Voltando aos dois. E talvez devesse escrever cada uma das histórias separado, talvez, mas daria mais trabalho, pois as histórias se confundem. Nas vezes em que um dos dois não esteve presente, sempre havia a presença da lembrança, da intenção. Foi assim quando meu amigo de Porto Alegre foi morar em São Paulo. Foi assim quando fomos acampar sem nenhum rastro ou sinal no GPS de Cachoeirinha. Foi assim quando vieram me visitar separados aqui em Caxias.
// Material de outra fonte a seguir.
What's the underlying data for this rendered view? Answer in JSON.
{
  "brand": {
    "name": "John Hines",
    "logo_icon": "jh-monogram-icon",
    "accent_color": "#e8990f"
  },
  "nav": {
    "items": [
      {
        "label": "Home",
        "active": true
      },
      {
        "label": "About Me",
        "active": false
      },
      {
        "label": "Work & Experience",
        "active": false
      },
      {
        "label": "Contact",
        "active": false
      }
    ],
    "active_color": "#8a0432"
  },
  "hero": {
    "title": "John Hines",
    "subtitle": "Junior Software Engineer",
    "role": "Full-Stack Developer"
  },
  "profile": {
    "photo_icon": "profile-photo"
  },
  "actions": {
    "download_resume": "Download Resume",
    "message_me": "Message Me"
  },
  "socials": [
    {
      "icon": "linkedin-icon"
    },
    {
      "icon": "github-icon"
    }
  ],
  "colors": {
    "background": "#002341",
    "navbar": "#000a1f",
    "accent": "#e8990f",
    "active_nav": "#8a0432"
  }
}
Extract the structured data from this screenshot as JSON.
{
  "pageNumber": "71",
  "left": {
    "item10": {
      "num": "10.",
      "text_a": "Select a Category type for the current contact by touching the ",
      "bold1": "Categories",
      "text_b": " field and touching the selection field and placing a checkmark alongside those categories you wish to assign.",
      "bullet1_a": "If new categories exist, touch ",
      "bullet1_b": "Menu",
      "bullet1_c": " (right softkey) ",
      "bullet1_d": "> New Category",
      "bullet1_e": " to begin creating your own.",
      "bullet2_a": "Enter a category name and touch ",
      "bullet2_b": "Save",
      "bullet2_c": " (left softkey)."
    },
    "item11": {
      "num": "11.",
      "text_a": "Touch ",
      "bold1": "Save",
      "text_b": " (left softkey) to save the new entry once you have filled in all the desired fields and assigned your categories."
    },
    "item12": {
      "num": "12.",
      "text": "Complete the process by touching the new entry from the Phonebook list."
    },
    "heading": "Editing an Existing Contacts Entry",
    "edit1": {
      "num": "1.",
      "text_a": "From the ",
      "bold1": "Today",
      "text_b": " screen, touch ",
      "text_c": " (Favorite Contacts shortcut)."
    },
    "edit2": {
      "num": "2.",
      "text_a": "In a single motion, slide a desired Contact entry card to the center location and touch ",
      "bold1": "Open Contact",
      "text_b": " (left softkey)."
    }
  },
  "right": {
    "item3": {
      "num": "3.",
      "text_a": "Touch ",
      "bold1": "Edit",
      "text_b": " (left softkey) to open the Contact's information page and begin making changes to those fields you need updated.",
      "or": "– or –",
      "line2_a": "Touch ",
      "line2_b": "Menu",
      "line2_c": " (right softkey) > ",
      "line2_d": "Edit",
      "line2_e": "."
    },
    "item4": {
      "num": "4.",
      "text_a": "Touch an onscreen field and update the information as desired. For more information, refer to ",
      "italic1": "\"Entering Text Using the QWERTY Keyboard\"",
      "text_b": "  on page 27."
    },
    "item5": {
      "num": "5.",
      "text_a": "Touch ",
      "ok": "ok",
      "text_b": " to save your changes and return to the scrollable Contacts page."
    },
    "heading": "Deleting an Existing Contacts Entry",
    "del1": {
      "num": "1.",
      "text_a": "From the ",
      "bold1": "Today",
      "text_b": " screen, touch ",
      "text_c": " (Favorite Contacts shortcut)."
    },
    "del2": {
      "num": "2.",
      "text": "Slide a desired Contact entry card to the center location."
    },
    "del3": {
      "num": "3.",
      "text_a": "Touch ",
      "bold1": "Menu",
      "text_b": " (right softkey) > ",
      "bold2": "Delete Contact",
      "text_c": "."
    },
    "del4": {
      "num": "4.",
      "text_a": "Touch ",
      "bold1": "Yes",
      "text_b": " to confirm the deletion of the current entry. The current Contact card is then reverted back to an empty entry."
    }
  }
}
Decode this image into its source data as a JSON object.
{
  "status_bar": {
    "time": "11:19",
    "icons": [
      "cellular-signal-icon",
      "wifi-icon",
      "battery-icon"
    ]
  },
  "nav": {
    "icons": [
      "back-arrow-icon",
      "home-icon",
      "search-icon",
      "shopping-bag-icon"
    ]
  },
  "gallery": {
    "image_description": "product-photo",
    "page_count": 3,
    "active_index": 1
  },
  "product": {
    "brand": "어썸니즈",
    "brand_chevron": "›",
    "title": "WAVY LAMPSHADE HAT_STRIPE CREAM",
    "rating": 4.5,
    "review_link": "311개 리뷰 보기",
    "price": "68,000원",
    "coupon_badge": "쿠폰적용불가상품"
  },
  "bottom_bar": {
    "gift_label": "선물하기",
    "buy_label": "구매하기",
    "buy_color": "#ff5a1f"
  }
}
Nós três temos nossos amores, nossas vidas, nossas carreiras, nossos futuros, mas eu tenho um carinho, uma admiração pelos dois que é gigante e silenciosa.
Por isso, querido diário, não deixe que os quilômetros a mais nos separem dessa vez. Me lembre sempre disso.
— Sama, te desejo todo o sucesso do mundo! Sei que este momento te enche de felicidade, de esperança e principalmente de orgulho. Te desejo um feliz aniversário, que tu possas comemorar em mil idiomas, aqui e lá. Que no teu próximo aniversário esse sentimento continue o mesmo, e que quando tiveres um tempo, ou de bobeira, manda um whats.
— Rafa, que esse ano 1 (2+0+1+7), possa nos aproximar mais novamente, que nossas trocas sejam como eram no começo. Principalmente agora, que os quilômetros mais uma vez nos separam os três.
Se alguém chegou aqui por acaso nessas linhas, esse é um registro de formação, da amizade, do carinho. De uma reflexão que me traz a certeza de que somos feitos pelas pessoas que admiramos, e que amo meus amigos e principalmente o reflexo deles que vejo em mim. Me lembra querido diário, que as coisas do mundo nem sempre são efêmeras, que a amizade sincera existe e que a gente só está sozinho, quando decide estar.
Aos meus dois amados amigos, que são tão diferentes, e ao mesmo tempo ocupam lugares milimetricamente iguais no meu coração, na fila da frente desse espetáculo que é a vida. E para quem se pergunta se os números importam, eu digo que não, pois muitos são os que encontramos, mas poucos são os protagonistas de cada um dos capítulos da nossa história.